Operational Data Analytics

Nov 17, 2021·
Alessio Netti
Michael Ott
Michael Ott
Rachel Palumbo
Rachel Palumbo
Torsten Wilde
Torsten Wilde
,
Keiji Yamamoto
· 1 min read
Abstract
Many HPC sites are developing and deploying systems for operational data analytics (ODA) to help them understand and optimize their HPC operations. The complexity and sophistication of those systems as well as the components of the HPC operations covered vary significantly and there is ambiguity in the terminology used. In this BoF we want to discuss the current state-of-the-practice in ODA and investigate future developments. We will introduce and leverage a new conceptual framework that establishes common terminology and scope that will help to fuel the discussion with the audience and paint a meaningful picture of ODA.
Event
Location

America’s Center Convention Complex (hybrid)

St. Louis, Missouri

Session Overview

SC21, held as the first-ever hybrid SC in St. Louis, was also the first ODA BoF to use the newly published conceptual framework as its backbone. Alessio Netti (LRZ) and co-organizers from LRZ, ORNL, HPE, and RIKEN introduced the model and structured the audience discussion around its dimensions.

The Framework

The framework was published by Netti, Shin, Ott, Wilde, and Bates as “A Conceptual Framework for HPC Operational Data Analytics” (IEEE, 2021).

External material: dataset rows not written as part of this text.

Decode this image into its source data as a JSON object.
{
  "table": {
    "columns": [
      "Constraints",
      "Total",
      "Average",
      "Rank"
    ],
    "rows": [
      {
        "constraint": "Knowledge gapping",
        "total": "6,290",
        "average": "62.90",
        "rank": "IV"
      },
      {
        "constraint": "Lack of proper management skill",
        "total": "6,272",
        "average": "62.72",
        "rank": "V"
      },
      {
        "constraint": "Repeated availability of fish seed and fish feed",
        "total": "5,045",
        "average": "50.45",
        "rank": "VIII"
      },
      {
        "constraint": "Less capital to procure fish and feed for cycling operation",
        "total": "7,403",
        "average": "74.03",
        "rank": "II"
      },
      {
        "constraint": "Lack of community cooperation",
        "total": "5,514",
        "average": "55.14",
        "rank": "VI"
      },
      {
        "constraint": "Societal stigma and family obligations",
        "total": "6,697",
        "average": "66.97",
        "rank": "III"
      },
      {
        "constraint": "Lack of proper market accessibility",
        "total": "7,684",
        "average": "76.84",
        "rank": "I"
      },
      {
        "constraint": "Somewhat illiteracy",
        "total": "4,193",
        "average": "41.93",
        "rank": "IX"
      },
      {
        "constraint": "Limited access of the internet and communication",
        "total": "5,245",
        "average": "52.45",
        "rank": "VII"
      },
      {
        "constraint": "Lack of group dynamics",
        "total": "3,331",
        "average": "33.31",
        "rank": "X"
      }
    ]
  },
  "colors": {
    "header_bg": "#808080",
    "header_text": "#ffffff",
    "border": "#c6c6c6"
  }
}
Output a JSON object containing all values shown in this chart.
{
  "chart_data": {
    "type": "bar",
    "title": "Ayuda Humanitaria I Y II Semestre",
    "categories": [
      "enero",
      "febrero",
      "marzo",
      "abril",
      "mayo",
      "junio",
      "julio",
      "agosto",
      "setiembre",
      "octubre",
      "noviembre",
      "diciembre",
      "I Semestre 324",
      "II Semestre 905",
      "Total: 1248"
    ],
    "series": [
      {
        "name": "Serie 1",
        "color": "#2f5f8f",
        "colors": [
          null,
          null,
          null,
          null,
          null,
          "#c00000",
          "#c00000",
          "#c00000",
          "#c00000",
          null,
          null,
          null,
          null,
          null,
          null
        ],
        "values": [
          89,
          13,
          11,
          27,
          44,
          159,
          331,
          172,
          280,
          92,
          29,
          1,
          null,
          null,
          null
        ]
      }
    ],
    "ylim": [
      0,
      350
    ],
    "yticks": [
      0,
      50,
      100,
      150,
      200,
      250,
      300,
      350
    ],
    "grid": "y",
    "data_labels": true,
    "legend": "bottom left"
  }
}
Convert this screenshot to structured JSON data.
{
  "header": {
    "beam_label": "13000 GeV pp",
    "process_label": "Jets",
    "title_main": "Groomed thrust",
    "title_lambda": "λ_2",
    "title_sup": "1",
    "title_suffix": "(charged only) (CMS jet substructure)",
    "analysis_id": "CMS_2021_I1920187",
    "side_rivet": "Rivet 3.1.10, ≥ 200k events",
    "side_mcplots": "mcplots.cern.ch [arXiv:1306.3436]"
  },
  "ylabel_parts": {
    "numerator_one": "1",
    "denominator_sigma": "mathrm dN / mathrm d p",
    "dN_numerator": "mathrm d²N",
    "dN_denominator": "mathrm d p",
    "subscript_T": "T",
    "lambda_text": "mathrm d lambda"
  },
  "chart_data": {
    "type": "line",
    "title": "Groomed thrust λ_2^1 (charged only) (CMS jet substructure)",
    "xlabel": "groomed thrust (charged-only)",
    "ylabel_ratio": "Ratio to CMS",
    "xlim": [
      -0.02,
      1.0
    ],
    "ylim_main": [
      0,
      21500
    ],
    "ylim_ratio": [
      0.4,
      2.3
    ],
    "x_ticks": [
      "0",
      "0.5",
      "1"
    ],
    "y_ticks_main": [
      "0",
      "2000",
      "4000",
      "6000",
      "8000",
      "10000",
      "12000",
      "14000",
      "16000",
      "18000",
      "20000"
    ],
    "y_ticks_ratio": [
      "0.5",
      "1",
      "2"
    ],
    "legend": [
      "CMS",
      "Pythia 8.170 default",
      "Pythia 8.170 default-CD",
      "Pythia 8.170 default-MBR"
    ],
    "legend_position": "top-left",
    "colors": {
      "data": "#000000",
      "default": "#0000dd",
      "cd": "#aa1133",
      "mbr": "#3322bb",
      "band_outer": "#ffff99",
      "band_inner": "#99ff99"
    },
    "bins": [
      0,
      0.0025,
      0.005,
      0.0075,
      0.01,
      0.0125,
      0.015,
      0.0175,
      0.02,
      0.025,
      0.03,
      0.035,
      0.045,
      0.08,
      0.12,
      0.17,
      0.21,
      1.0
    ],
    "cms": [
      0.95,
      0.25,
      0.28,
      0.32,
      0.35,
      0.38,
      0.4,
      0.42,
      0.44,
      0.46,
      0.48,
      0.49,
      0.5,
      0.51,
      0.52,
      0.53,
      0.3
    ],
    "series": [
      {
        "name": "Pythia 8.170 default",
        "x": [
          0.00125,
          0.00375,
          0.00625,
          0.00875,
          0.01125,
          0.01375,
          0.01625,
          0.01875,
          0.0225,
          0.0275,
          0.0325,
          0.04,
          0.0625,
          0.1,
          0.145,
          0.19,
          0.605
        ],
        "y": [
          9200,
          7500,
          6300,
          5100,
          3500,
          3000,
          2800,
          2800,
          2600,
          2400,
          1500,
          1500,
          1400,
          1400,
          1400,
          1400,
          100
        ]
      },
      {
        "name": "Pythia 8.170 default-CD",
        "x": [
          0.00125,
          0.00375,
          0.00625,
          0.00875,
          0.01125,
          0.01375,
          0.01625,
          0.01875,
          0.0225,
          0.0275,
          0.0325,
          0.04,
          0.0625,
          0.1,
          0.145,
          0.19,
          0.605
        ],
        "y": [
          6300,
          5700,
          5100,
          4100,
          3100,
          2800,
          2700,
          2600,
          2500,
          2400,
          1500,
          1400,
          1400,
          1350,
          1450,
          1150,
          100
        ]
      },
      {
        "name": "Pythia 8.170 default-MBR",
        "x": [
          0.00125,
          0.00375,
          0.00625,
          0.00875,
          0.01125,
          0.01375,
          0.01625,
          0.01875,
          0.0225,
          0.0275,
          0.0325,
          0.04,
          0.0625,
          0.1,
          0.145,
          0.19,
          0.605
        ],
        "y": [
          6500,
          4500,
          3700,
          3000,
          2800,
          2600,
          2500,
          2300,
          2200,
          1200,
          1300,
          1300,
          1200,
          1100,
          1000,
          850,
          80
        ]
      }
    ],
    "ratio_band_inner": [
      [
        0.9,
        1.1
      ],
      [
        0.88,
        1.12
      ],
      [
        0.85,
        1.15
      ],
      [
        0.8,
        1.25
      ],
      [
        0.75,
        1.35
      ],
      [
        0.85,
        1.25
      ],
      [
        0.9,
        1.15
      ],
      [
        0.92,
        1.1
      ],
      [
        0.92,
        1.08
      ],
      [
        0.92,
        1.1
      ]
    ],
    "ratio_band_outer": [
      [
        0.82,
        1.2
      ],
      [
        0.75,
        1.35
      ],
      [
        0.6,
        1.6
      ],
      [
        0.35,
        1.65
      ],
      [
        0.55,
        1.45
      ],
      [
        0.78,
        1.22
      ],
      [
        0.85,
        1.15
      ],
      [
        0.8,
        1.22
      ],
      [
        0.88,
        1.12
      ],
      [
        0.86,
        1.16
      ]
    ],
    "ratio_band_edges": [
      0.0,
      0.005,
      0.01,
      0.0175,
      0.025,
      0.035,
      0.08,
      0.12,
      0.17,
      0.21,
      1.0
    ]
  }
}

It combines two dimensions:

  • Scope, following the 4-Pillar Framework for Energy-Efficient HPC Data Centers (building infrastructure, system hardware, system software, applications).
  • Capability, a staged model of data analytics maturity (descriptive, diagnostic, predictive, prescriptive).

Combining the two creates a 4x4 spatial grid that sites can use to map their ODA systems and tools, comparing scope (comprehensiveness) against capability (sophistication). This gives sites a shared vocabulary for describing what they have built and for planning what to build next.

Outcome

The 4x4 framework continues to serve as the common reference for comparing ODA deployments across sites. The BoF used it to gather structured feedback from the audience about leading-edge ODA deployments, identifying trends, requirements, and common pitfalls.